Epicenter of earthquake was 125km west of Port-au-Prince
The epicenter was about 125 kilometers west of the capital of Port-au-Prince, the US Geological Survey said, and aftershocks continued to jolt the area Sunday. Meanwhile, many families salvaged their few belongings and spent the night at an open-air football pitch. On Sunday, people lined up to buy what little was available- Bananas, avocados, and water at a local street market.
PM declared one-month state of emergency for the whole country
Prime Minister Ariel Henry declared a one-month state of emergency for Haiti and said he was rushing aid to areas where towns were destroyed and hospitals overwhelmed. An ex-senator rented a private airplane to move injured people from Les Cayes to Port-au-Prince for medical assistance.
More than 7,000 homes destroyed, nearly 5,000 were damaged
Sunday's count from Haiti's Office of Civil Protection raised Saturday's death toll from 304 dead. The agency said more than 7,000 homes were destroyed and nearly 5,000 damaged. Hospitals, schools, offices, and churches were also affected.
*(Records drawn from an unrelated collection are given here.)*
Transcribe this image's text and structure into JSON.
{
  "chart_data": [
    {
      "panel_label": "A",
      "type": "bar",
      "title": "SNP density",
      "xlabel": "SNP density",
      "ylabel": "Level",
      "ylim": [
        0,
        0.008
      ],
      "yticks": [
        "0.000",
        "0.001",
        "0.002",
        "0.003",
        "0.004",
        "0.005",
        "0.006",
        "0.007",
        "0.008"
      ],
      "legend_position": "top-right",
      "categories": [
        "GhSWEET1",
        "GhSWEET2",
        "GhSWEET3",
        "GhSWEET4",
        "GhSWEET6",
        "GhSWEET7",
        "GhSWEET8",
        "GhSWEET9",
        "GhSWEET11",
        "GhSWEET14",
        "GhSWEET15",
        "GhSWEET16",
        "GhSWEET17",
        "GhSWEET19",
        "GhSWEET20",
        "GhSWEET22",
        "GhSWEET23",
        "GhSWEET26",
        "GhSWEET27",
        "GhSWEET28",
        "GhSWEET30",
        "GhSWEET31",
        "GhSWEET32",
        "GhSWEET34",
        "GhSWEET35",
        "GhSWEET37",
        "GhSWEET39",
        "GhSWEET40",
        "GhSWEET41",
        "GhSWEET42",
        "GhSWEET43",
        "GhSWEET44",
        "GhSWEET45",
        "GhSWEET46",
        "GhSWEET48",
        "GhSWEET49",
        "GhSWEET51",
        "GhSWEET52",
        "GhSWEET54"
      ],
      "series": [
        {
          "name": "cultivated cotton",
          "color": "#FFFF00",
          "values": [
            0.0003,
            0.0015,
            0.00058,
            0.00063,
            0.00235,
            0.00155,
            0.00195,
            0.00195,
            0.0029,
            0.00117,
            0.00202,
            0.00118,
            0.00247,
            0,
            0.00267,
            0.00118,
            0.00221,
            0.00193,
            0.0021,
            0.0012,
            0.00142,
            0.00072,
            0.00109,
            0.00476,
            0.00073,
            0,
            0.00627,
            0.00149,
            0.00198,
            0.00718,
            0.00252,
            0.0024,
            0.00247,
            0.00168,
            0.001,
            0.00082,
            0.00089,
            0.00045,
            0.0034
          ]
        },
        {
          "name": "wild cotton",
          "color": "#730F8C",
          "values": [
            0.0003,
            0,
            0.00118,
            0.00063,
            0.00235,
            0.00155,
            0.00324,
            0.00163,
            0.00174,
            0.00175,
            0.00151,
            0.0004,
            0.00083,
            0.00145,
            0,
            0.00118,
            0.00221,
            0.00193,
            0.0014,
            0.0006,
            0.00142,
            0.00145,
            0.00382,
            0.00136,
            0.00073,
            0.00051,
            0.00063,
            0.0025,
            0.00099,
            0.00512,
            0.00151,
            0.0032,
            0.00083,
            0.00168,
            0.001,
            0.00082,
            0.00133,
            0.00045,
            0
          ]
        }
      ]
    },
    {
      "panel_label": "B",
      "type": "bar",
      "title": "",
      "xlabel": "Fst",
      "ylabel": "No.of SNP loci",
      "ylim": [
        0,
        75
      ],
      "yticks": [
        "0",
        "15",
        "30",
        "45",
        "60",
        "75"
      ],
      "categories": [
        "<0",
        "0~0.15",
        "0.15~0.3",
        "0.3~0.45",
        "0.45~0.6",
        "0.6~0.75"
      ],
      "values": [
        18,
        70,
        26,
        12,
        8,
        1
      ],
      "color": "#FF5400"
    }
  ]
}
Hospitals were overwhelmed at a moment when the country with 11 million people has been struggling with the pandemic and a lack of resources to deal with it.
Several victims were airlifted from Les Cayes on Saturday
Small planes from a private firm and the Florida-based missionary service Agape Flights landed at the Port-Au-Prince airport on Sunday carrying and airlifting about a half dozen injured earthquake victims from the Les Cayes area on Saturday.
Biden authorized USAID administrator to oversee effort to help Haiti
Notably, US President Joe Biden authorized an immediate response and named USAID administrator Samantha Power to oversee the US effort to help Haiti. Power announced on Sunday that USAID was sending a search and rescue team from Virginia at the request of Haiti's government. The 65-person team will bring specialized tools and medical supplies to assist with the disaster response, Power said on Twitter.
Several humanitarian groups are providing assistance to affected people
Already on the scene were several members of Cuba's 253-member health care mission to Haiti. The North Carolina-based aid group Samaritan's Purse announced on Sunday it would airlift 13 disaster response specialists and 31 tons of emergency supplies to Haiti. These include shelter materials and water filtration units. Humanitarian workers said gang activity in the seaside district of Martissant was complicating relief efforts.
Pope Francis called for solidarity from the international community
Meanwhile, Pope Francis on Sunday expressed his closeness to the people of Haiti, including prayers for the victims and encouragement for survivors. The pope called for the solidarity of the international community to help alleviate the consequences of the tragedy.